By Dhirendra Tripathi
Investing.com – JD.com ADRs (NASDAQ:JD) fell 0.5% in Wednesday’s pre-market trading despite the company’s announcement it would to boost its share buyback plan by 50%.
China’s second largest online retailer is now willing to spend up to $3 billion on buying back its shares, boosting its ongoing $2 billion repurchase exercise. The buyback will go on till March 17, 2024.
In a separate release, the company said it has taken a five-year, $2 billion loan to fund its green projects and other corporate purposes.
JD's ADRs closed at $65.87 Tuesday, down 2.7%.
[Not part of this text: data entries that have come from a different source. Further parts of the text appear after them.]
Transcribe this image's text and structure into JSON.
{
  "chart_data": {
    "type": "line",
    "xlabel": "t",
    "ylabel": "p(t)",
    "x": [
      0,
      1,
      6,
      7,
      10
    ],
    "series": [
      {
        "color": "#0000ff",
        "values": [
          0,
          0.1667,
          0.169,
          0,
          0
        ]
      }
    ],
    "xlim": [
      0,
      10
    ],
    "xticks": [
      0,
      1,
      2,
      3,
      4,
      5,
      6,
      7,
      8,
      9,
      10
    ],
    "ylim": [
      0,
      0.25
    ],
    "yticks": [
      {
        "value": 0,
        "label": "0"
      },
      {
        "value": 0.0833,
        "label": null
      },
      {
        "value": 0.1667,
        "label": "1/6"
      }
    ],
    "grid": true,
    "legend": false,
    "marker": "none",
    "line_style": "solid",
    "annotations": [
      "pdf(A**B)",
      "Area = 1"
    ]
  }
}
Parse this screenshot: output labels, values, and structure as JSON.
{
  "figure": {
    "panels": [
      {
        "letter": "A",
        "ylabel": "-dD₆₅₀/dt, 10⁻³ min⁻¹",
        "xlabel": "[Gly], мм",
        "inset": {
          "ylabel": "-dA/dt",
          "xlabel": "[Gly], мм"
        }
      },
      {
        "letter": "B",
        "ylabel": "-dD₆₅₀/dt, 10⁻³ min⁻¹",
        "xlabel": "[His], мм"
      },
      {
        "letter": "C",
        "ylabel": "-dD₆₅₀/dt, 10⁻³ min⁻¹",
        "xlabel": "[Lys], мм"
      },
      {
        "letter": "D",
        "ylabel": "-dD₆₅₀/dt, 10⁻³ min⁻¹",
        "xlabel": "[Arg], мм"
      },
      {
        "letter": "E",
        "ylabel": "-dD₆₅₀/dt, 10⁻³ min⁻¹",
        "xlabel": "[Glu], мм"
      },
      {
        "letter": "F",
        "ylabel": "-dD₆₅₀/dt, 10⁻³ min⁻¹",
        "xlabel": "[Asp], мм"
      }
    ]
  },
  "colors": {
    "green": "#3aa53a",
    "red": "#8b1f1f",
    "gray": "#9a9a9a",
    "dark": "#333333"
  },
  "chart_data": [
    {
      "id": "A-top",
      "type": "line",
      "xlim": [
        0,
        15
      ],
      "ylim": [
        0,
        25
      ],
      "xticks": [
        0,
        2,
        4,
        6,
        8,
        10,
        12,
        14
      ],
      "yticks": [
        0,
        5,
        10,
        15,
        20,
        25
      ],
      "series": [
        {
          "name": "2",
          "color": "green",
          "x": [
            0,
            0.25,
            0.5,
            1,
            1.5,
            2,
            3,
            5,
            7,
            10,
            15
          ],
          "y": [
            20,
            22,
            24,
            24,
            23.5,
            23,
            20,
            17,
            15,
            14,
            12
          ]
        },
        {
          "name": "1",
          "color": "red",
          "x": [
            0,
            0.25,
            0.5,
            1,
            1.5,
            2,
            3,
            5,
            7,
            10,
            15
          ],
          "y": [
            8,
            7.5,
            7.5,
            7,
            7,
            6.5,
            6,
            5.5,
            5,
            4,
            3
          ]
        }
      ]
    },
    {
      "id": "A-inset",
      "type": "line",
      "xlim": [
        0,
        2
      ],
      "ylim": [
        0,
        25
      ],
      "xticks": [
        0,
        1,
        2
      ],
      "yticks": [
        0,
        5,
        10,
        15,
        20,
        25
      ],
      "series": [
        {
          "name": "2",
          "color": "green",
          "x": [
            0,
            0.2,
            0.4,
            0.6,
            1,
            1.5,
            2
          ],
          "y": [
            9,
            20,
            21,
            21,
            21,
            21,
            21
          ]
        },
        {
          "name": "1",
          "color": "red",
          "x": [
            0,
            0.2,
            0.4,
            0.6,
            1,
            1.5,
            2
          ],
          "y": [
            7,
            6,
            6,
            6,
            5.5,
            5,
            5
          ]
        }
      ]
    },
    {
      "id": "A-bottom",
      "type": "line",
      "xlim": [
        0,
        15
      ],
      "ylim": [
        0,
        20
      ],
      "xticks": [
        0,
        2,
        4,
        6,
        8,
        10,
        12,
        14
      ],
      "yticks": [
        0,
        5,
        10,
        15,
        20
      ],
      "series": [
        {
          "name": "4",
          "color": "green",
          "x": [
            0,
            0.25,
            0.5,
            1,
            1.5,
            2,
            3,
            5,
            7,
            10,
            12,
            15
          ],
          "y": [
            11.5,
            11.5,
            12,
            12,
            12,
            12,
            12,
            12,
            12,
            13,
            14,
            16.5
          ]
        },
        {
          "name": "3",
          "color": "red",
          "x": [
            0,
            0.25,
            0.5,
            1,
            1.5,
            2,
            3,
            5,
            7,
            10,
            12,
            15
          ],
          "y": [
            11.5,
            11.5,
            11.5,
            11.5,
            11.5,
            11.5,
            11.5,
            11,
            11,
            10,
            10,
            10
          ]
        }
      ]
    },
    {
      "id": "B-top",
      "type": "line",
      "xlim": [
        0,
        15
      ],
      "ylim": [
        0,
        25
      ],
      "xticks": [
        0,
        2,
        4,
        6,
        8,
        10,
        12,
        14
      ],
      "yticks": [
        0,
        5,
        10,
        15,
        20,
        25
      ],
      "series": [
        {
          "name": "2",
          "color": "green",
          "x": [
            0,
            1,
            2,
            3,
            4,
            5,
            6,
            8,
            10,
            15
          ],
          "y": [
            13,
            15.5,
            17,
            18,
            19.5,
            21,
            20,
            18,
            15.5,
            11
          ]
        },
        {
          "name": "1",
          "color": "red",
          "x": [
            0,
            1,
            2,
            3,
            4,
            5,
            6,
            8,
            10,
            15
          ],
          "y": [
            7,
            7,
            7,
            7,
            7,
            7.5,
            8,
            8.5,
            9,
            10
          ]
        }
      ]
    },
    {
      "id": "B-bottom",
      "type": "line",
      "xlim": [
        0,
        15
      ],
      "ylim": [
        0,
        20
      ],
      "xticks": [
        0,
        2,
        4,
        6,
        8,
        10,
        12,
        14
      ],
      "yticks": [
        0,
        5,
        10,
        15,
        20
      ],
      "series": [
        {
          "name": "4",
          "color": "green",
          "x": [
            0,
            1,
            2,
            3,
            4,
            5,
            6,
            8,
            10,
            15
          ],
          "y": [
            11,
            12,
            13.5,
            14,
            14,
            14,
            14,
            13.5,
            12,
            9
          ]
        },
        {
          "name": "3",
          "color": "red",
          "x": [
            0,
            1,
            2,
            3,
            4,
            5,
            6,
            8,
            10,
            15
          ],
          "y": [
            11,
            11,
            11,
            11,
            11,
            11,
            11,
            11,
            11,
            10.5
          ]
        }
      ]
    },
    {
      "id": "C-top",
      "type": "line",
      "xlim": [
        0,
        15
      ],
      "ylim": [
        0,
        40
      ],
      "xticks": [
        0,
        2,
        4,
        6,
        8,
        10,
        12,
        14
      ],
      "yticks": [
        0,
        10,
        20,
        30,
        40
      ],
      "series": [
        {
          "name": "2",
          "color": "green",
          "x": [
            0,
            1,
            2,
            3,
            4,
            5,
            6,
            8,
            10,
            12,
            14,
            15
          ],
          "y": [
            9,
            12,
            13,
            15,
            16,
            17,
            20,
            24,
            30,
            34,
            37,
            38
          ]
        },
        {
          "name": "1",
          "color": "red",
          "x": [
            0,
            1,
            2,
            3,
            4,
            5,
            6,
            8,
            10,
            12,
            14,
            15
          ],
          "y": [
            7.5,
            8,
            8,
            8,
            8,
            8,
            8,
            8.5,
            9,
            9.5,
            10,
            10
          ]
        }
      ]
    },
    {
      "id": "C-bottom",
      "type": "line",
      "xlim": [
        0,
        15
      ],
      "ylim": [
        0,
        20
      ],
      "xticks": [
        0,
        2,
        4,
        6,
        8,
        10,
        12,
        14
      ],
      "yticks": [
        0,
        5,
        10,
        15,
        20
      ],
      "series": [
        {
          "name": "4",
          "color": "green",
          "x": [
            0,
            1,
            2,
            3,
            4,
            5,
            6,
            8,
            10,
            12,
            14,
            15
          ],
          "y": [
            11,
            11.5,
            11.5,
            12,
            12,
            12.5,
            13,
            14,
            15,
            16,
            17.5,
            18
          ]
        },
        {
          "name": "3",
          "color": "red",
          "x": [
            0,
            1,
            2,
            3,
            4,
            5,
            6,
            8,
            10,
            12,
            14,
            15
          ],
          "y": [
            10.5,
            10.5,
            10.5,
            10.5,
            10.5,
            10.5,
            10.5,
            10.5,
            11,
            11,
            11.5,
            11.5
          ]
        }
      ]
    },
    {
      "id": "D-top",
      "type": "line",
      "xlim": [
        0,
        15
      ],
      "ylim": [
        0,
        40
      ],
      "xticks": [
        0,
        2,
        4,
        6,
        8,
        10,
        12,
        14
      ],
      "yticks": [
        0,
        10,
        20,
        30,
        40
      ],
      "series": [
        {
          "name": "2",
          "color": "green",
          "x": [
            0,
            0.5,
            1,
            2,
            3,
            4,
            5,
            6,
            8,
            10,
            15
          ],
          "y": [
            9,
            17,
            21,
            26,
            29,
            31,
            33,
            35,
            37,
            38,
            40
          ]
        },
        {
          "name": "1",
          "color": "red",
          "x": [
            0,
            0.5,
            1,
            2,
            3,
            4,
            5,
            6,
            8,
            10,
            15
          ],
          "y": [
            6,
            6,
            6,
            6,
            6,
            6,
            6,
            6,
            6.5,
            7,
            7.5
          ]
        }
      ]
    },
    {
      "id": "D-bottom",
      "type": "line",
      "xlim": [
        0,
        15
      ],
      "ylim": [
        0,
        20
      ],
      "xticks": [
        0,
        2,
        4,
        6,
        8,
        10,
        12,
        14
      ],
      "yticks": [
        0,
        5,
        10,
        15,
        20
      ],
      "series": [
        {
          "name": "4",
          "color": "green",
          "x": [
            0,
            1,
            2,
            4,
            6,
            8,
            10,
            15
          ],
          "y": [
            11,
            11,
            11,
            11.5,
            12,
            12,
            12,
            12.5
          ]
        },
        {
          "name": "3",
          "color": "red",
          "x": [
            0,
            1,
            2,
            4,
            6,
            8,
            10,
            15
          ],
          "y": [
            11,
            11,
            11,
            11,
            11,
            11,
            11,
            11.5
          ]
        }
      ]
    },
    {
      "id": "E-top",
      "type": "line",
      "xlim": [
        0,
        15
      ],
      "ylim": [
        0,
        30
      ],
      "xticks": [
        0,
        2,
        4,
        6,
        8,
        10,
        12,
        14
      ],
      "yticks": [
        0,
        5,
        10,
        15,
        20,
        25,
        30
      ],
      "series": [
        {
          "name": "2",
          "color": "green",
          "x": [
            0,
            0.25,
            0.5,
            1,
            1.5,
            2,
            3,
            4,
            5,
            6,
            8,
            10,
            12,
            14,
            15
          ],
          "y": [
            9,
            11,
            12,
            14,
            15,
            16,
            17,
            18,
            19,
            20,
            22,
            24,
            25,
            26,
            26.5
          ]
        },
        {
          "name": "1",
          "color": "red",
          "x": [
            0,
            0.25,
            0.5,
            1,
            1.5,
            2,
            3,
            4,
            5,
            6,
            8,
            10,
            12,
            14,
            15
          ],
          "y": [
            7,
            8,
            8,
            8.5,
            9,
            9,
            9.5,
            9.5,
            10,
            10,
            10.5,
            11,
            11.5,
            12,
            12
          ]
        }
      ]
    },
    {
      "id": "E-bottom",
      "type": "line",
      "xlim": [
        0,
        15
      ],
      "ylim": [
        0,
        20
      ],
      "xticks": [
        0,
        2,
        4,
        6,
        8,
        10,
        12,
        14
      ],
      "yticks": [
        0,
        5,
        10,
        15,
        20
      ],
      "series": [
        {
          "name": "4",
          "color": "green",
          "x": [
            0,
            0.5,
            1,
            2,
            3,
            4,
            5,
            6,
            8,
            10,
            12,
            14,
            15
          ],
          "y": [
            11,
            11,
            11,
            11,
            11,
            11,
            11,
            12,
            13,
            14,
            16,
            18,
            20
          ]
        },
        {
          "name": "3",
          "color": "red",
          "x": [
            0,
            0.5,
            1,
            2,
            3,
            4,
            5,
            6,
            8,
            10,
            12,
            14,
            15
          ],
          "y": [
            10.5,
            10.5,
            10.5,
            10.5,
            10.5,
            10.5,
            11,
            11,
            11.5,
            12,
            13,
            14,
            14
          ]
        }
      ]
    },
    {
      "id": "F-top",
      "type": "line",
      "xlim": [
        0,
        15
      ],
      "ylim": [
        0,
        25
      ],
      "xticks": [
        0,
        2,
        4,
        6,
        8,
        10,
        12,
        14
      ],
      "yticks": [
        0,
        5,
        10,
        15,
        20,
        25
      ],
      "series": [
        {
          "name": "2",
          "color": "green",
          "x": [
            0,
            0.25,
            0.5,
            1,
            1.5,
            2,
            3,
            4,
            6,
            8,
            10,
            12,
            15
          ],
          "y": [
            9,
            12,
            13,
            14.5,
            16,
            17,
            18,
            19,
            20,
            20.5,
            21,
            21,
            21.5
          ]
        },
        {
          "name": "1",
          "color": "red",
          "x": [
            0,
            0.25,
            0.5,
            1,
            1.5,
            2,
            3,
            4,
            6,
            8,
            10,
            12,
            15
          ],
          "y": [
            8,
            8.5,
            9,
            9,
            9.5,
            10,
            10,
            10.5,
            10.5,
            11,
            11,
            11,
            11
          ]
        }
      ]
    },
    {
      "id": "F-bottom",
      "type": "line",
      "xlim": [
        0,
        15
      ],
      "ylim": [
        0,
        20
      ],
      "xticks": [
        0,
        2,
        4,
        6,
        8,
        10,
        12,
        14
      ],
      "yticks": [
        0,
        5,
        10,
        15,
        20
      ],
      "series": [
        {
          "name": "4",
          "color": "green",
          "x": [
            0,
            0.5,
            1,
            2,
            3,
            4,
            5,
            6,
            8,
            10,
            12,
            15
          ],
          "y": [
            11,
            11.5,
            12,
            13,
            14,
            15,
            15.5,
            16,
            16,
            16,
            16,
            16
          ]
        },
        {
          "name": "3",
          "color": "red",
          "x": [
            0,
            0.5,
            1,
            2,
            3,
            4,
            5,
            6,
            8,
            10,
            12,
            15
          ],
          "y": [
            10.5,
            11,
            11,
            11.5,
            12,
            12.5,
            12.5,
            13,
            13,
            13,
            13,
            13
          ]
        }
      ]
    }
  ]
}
Shares of Chinese technology firms have tumbled over the last few months as investors, wary of increasing supervision by the country’s regulators, have dumped their holdings.
Today's fall is in line with the recent weakness in Chinese technology shares. Tencent Holdings Ltd (HK:0700) stock closed 1.2% lower in Hong Kong today, while Alibaba (NYSE:BABA) fell 2.6%.
Last week’s move by Tencent Holdings (OTC:TCEHY) to cut its holding in JD.com and distribute its shares to its own equity holders have also kept the retailer’s shares under pressure.
Proposed rules in China that will bar foreign investment in certain sectors while also increasing scrutiny of firms seeking to sell shares overseas are also weighing on shares of its companies.